I'm jolted awake by Dr. Hampton's cheerful voice. Blinking groggily, I squint at the clock. Do these surgeons ever sleep?
"Good morning, Elle," he says, flipping through my chart. "I've got some good news for you."
I struggle to sit up, wincing as my hand throbs. "Hit me with it, Doc."
"Your stats are amazing. The infection's practically gone." He smiles, but I sense there's a 'but' coming. "We want to keep you on high-dose antibiotics for another two weeks, just to be safe."
I nod, relieved but also impatient. "So when can I get out of here?"
"Well, we'll be removing your IV today. The antibiotics can be oral from now on." He pauses. "And I think you're well enough to restart therapy for your hand."
My heart leaps at the prospect of getting back to normal. "Great! When do we start?"
"I've put in an order to look into rehab facilities again. Unfortunately, we have to restart the clock on that front due to the setback with the infection."
My excitement deflates like a punctured balloon. "What about the rehab here? Is it back open?"
Dr. Hampton shakes his head. "I'm afraid not."
"Can't I just do therapy back home in Florida?" I ask, desperation creeping into my voice.
"Eventually, yes. But I want to keep you close for the first couple weeks, especially considering the infection.”
I slump back against the pillows, frustration bubbling up inside me. All I want is to get out of here—out of this hospital, out of Birmingham, and out of Shep's orbit. But it seems like the universe has other plans.
"I understand you're eager to leave," Dr. Hampton says gently. "But your health comes first. We'll reassess in a week or so, okay?"
I nod, not trusting myself to speak without letting loose a string of curses. As he leaves, I stare out the window, feeling trapped and more alone than ever.
As I ponder what my life has come to, the morning sunlight filters through the hospital blinds. I hear the familiar click of my mom’s heels coming down the hall. She bustles in with a fresh cup of coffee and her usual determined energy.
"Morning, sweetie," she chirps, settling into the chair beside my bed. "How are you feeling today?"
I take a deep breath, steeling myself for the conversation ahead. "Well, I've got some news. You just missed Dr. Hampton."
Her eyebrows shoot up. "Oh? What did he say?"
"Good news is, I'm doing great health-wise. The infection's pretty much gone." I pause, bracing for the next part. "Bad news is, I have to stay in Birmingham for at least another week, probably two weeks.”
Mom's face falls slightly. "Oh, honey. I know you were hoping to get out of here soon."
I nod, frustration edging up again. "Yeah, he wants to keep me here through the critical period after surgery and the sepsis. Just to be safe."
She reaches out, squeezing my good hand. "Well, your health comes first. It makes sense, and I want to know you’re in good hands."
There's a moment of silence, and I can see her gearing up to say something else.
"Your father and I have been talking," she starts, her voice gentle. "We were thinking of heading back to Jacksonville soon. Then we'll come to Gainesville to help you get settled after you're done with rehab."
I feel a strange mix of relief and sadness wash over me. On one hand, I've had more time with my parents in the past week than I've had since high school. It's been nice in its own way. But on the other hand, the thought of them leaving makes my chest tighten with anxiety.

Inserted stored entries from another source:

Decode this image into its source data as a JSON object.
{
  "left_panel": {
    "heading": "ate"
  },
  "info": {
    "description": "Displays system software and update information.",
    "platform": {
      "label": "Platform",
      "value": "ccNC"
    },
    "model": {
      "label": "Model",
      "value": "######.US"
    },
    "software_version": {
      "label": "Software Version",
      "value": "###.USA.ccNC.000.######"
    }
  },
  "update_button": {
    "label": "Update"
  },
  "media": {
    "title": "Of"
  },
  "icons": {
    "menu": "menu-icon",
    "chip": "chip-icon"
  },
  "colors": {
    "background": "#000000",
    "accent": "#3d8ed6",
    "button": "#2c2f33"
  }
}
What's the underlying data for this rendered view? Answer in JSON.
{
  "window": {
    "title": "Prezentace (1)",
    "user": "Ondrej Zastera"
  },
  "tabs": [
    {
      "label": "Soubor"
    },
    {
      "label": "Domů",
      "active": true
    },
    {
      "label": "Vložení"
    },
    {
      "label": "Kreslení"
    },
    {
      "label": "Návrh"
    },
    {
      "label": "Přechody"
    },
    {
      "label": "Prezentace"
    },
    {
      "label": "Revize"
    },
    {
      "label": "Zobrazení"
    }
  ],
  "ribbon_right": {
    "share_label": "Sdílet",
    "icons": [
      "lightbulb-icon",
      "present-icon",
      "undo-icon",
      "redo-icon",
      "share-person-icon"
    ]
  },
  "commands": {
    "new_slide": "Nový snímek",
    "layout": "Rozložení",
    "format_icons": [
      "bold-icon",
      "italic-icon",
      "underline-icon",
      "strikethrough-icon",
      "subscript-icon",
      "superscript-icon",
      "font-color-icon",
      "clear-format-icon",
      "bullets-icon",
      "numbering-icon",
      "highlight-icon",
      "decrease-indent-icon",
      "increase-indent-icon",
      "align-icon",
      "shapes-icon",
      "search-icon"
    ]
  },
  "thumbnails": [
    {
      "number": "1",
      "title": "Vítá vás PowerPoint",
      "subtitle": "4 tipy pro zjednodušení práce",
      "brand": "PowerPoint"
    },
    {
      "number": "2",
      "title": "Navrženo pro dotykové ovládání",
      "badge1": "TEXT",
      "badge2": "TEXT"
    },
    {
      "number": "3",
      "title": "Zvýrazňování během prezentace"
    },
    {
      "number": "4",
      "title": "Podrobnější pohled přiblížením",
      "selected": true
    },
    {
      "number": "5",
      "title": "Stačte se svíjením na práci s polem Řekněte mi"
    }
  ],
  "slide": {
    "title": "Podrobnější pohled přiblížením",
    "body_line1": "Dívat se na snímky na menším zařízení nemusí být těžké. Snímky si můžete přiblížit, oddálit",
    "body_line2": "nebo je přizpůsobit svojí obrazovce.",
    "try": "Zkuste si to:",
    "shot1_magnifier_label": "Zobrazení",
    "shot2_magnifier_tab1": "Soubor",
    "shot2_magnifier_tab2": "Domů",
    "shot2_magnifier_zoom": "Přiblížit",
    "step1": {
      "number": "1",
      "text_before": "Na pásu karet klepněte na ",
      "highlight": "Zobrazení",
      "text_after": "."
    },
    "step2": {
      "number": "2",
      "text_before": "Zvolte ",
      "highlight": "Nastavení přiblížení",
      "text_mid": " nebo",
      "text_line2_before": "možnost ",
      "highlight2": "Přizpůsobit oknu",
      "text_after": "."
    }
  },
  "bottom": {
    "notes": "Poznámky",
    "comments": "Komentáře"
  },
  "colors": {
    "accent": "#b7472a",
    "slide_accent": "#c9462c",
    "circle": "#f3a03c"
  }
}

"That... that makes sense," I manage to say. "You guys have lives to get back to. No need for all of us to be tethered to this place.”
Mom squeezes my hand again. "We're here as long as you need us, Elle. But we also don't want to hover. And it sounds like you’ll be pretty busy with rehab every day.”
I force a smile. "I know. It's okay. It'll be good to have you guys in Gainesville when I get back."
As we sit there, I realize how bittersweet this moment is. I'm ready for some independence again, and the thought of facing the next two weeks alone in Birmingham makes my stomach churn.